Graues Grauen Hot

Michael Brinkschulte   27. Dezember 2014  
Graues Grauen

Rückentext

Unser Kurzurlaub hatte so wunderschön begonnen…
Doch schon bald holte uns die harte Realität ein. Wir kämpften gegen einen Gegener, den schon Raven und andere Engel vor unvorstellbar langer Zeit nicht besiegen konnten.
Es holte sich Delia, und nichts und niemand schien sie retten zu können. Wir stemmten uns mit allem gegen ihn, zu dem wir fähig waren…
Doch konnten wir überhaupt siegen oder war Delia für immer verdammt?

Hörspiegel-Meinung

Story/Inhalt 
 
7,0
Atmosphäre 
 
8,0
Sprecher 
 
8,0
Soundtrack 
 
8,0
Aufmachung 
 
7,0
Gesamtwertung 
 
7,6

Wie ist das Hörspiel umgesetzt?

Eine düstere Grundstimmung folgt auf die ausgelassene Urlaubsstimmung, die am Beginn dieser Folge steht.
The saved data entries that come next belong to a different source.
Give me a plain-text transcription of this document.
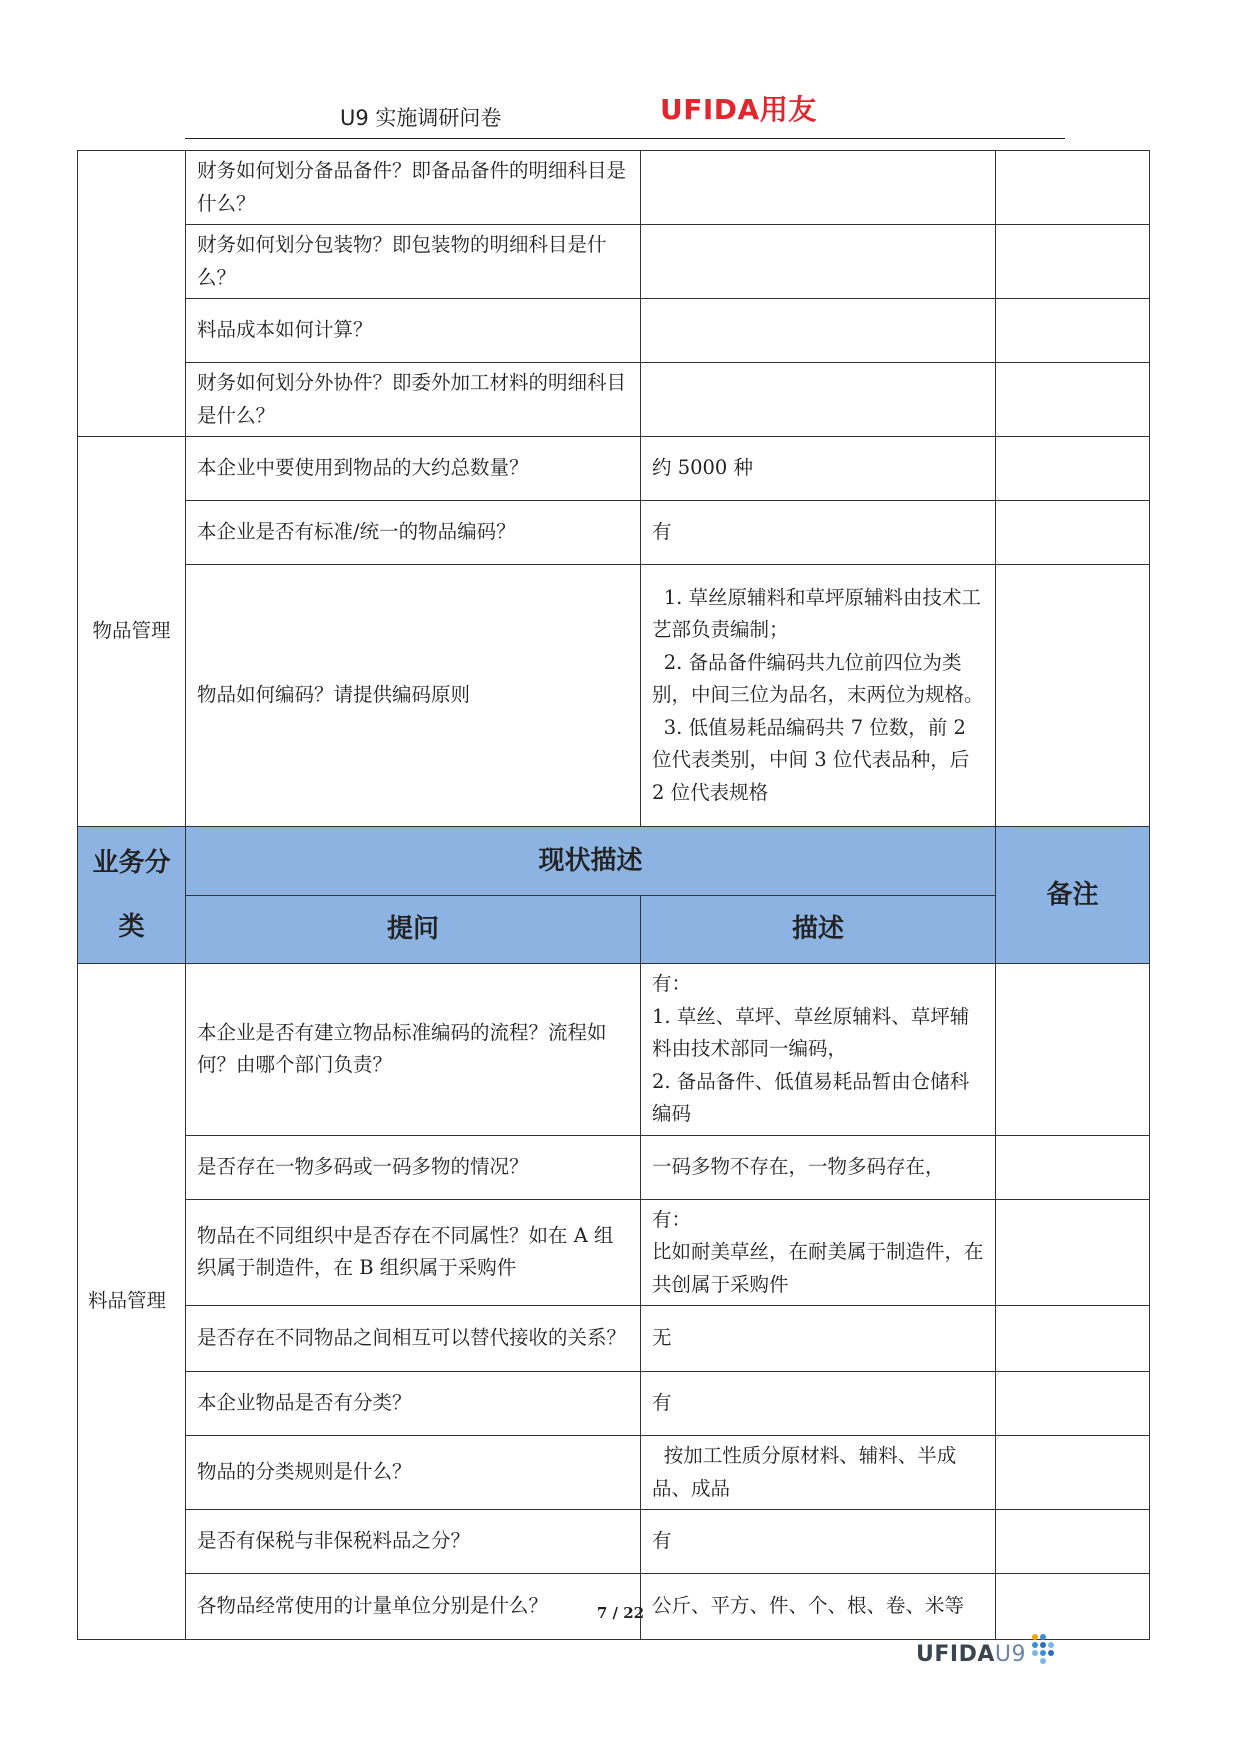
U9 实施调研问卷	UFIDA用友
	财务如何划分备品备件？即备品备件的明细科目是什么？		
	财务如何划分包装物？即包装物的明细科目是什么？		
	料品成本如何计算？		
	财务如何划分外协件？即委外加工材料的明细科目是什么？		
物品管理	本企业中要使用到物品的大约总数量？	约 5000 种	
	本企业是否有标准/统一的物品编码？	有	
	物品如何编码？请提供编码原则	1. 草丝原辅料和草坪原辅料由技术工艺部负责编制；
2. 备品备件编码共九位前四位为类别，中间三位为品名，末两位为规格。
3. 低值易耗品编码共 7 位数，前 2 位代表类别，中间 3 位代表品种，后 2 位代表规格	

业务分类	现状描述		备注
	提问	描述	
料品管理	本企业是否有建立物品标准编码的流程？流程如何？由哪个部门负责？	有：
1. 草丝、草坪、草丝原辅料、草坪辅料由技术部同一编码，
2. 备品备件、低值易耗品暂由仓储科编码	

	是否存在一物多码或一码多物的情况？	一码多物不存在，一物多码存在，	
	物品在不同组织中是否存在不同属性？如在 A 组织属于制造件，在 B 组织属于采购件	有：
比如耐美草丝，在耐美属于制造件，在共创属于采购件	

	是否存在不同物品之间相互可以替代接收的关系？	无	
	本企业物品是否有分类？	有	
	物品的分类规则是什么？	按加工性质分原材料、辅料、半成品、成品	
	是否有保税与非保税料品之分？	有	
	各物品经常使用的计量单位分别是什么？	公斤、平方、件、个、根、卷、米等	
7 / 22
UFIDAU9
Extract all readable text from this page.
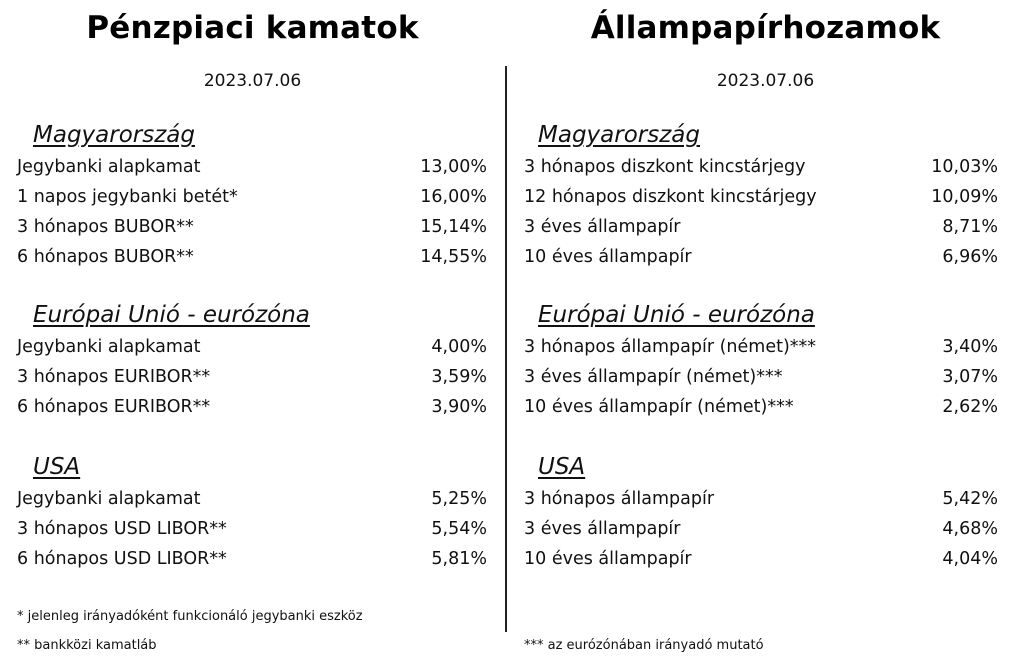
Pénzpiaci kamatok
2023.07.06
Magyarország
Jegybanki alapkamat	13,00%
1 napos jegybanki betét*	16,00%
3 hónapos BUBOR**	15,14%
6 hónapos BUBOR**	14,55%
Európai Unió - eurózóna
Jegybanki alapkamat	4,00%
3 hónapos EURIBOR**	3,59%
6 hónapos EURIBOR**	3,90%
USA
Jegybanki alapkamat	5,25%
3 hónapos USD LIBOR**	5,54%
6 hónapos USD LIBOR**	5,81%
* jelenleg irányadóként funkcionáló jegybanki eszköz
** bankközi kamatláb
Állampapírhozamok
2023.07.06
Magyarország
3 hónapos diszkont kincstárjegy	10,03%
12 hónapos diszkont kincstárjegy	10,09%
3 éves állampapír	8,71%
10 éves állampapír	6,96%
Európai Unió - eurózóna
3 hónapos állampapír (német)***	3,40%
3 éves állampapír (német)***	3,07%
10 éves állampapír (német)***	2,62%
USA
3 hónapos állampapír	5,42%
3 éves állampapír	4,68%
10 éves állampapír	4,04%
*** az eurózónában irányadó mutató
Dazu setzt das Russell & Brandon Team auf passendes Soundgewand und eine gut agierende Sprecherriege.
Im Booklet kann der Hörer nachlesen, wer mitspricht und findet zudem die Aufstellung aller bisherigen Folgen. Das Coverartwork von Timo Wuerz reiht sich in die der bisherigen Folgen ein.


Resümee/Abschlussbewertung:

Ein Urlaub mit Freunden kann sehr entspannend sein. Doch in dieser Urlaubsgesellschaft steckt auch explosives Potential, was nicht zuletzt an Faith liegt, die zwei ihrer Begleiter liebt und sich nicht klar entscheiden kann. Zumindest glaubt sie das, nach den Ereignissen der letzten Folge.
Der Urlaub entwickelt sich nicht wie geplant, was dann jedoch an mysteriösen Umständen liegt. So wird Delia entführt und findet sich in einer anderen Welt wieder. Eingefangen von einem mysteriösen Nebel, ist sie plötzlich in einem weitläufigen Bauwerk gefangen. Der Kampf, die Freundin zurück zu bekommen bindet Faiths Aufmerksamkeit und auch die ihrer Freunde.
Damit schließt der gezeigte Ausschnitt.